This year’s observance of International Human Solidarity Day comes during a period of dramatic transition. People across the world are demanding greater political freedom, accountability and equality. Global interdependence is deepening along economic, social, and environmental dimensions. In light of these realities, how can we best shape solutions for a more secure, sustainable and prosperous future?

Solidarity is crucial to solving problems in our interconnected world. We witnessed an important act of solidarity at this year’s United Nations Conference on Sustainable Development (Rio+20). Governments, civil society and private sector leaders came together and agreed to promote an economically, socially and environmentally sustainable future.

We can reach our shared goals if people are able to participate in the formulation and implementation of plans, policies and programmes to shape our common future. Commitments without empowerment are words without meaning.

Despite progress in achieving the Millennium Development Goals, we must intensify our efforts before the target date of 2015. We are also laying the groundwork for the post-2015 agenda. The process aims to be participatory, seeking the views of development experts and ordinary citizens around the world.

On International Human Solidarity Day I call on all citizens of the world to help us advance solidarity as a global family – and reach our shared goals.

The Secretary-General’s message – International Migrants Day

Every moment, around the world, people leave their countries in search of a safer or better life. Globally, more than 214 million people are on the move. Many flee difficult conditions only to face even greater struggles, including human rights violations, poverty and discrimination. But these migrants have more than fear and uncertainty; they also possess hopes, courage and the resolve to build a better life. With the right support, they can contribute to society’s progress.

Migration is a global issue that is rightly attracting more and more global attention. Next year, the United Nations General Assembly will hold its second High-Level Dialogue on International Migration and Development, giving Member States and their partners a chance to discuss practical measures to facilitate labour mobility, foster sustainable development and protect the rights of migrants, especially women and girls.

Attention to the rights of migrants is especially important at this time of global economic and financial distress. As budgets tighten, we are seeing austerity measures that discriminate against migrant workers, xenophobic rhetoric that encourages violence against irregular migrants, and proposed immigration laws that allow the police to profile migrants with impunity. During economic downturns, it is worth remembering that whole sectors of the economy depend on migrant workers and migrant entrepreneurs help to create jobs.

When migration policies are developed without attention to vulnerability, marginalization and discrimination, millions of migrants become cheap, disposable labour, the scapegoats for failed economic and social policies, and even casualties in an ill-defined war against “illegal migration.”

As human mobility becomes more complex, and the journeys taken by many migrants more perilous, it becomes all the more urgent to forge national policy responses that address migration based on human rights principles.
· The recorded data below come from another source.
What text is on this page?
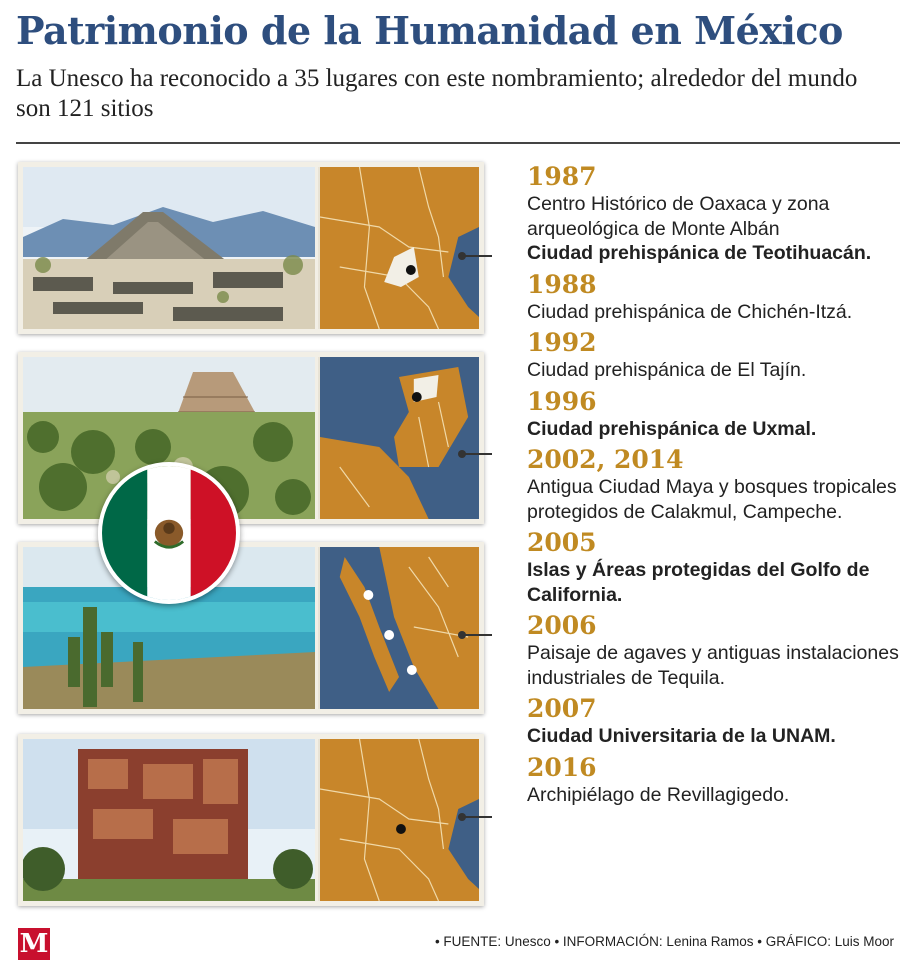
Patrimonio de la Humanidad en México

La Unesco ha reconocido a 35 lugares con este nombramiento; alrededor del mundo son 121 sitios

1987

Centro Histórico de Oaxaca y zona arqueológica de Monte Albán

Ciudad prehispánica de Teotihuacán.

1988

Ciudad prehispánica de Chichén-Itzá.

1992

Ciudad prehispánica de El Tajín.

1996

Ciudad prehispánica de Uxmal.

2002, 2014

Antigua Ciudad Maya y bosques tropicales protegidos de Calakmul, Campeche.

2005

Islas y Áreas protegidas del Golfo de California.

2006

Paisaje de agaves y antiguas instalaciones industriales de Tequila.

2007

Ciudad Universitaria de la UNAM.

2016

Archipiélago de Revillagigedo.

M	• FUENTE: Unesco • INFORMACIÓN: Lenina Ramos • GRÁFICO: Luis Moor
In the lead-up to the High-level Dialogue, I hope that Member States will approach human rights as a central issue in migration governance; at the national level I encourage them to take such measures as decriminalizing irregular migration, setting up effective alternatives to immigration detention, and ensuring that the functions of public service providers such as nurses or teachers are kept strictly separate from those of the immigration authorities. I also hope participants will duly consider the issue of migration in the context of the post-2015 global development agenda.